Developing benchmarks for genome analysis
Several problems in biology depend on computional methods to discover important features. Examples of this are the prediction of where genes are located in a large stretch of DNA sequence, and the prediction of where molecules will attach to DNA in order to control which genes are active and not. As tens or even hundreds of different methods have been proposed for some of these problems, it is often difficult for biologists to know which of the many methods to use on real problems. Benchmarks that allow biologists to compare the performance of alternative methods on data sets where the true answer is known play an important role in guiding such a selection of appropriate methods.
A previous master student in the group have developed a generic system for handling data sets and user interfaces to benchmarks, and another previous master student have looked into evaluation measures for benchmarking.
The goal of the task is to construct a suite of benchmarks that can be used to evaluate the performance of alternative methods for a selection of problems in DNA analysis. The aim would be that the collection can serve as a preferred resource for biologists wanting to evaluate candidate methods to use for their particular problem. It could also be useful for developers of new methods that want to show the strenghts of their new method in relation to previously available methods.

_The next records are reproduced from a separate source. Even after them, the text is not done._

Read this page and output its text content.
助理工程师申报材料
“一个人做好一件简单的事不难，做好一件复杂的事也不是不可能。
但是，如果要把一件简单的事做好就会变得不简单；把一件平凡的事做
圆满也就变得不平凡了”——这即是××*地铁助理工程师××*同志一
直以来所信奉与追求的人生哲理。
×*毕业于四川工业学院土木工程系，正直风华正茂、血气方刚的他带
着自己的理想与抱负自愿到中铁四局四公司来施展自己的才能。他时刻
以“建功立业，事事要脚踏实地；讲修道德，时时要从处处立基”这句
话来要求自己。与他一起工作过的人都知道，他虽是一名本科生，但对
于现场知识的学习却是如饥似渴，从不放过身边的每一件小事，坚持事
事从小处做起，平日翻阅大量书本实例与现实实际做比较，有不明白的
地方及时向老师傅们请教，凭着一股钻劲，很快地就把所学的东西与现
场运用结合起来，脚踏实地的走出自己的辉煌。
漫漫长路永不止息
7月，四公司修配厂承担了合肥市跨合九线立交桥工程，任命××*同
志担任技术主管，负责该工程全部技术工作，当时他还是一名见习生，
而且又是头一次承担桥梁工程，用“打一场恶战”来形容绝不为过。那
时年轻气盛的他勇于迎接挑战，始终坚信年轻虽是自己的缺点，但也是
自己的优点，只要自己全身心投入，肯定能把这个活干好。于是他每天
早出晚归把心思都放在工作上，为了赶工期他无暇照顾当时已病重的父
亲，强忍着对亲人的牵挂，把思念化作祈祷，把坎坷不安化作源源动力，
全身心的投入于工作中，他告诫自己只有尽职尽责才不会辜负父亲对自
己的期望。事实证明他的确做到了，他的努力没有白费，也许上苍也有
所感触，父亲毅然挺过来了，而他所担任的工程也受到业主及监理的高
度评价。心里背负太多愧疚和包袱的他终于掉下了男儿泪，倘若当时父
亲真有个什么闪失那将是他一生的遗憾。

The student could have a background in either computer science or biology. The task requires a basic knowledge of biology (like a single introductory course), or at least an interest for learning about specific problems in biology. Similarly it requires a basic knowledge of programming, or at least an interest for learning programming during the task. The focus of the task could be varied, depending on whether the student have a background in computer science or biology, ensuring that the main competence is exploited for the task.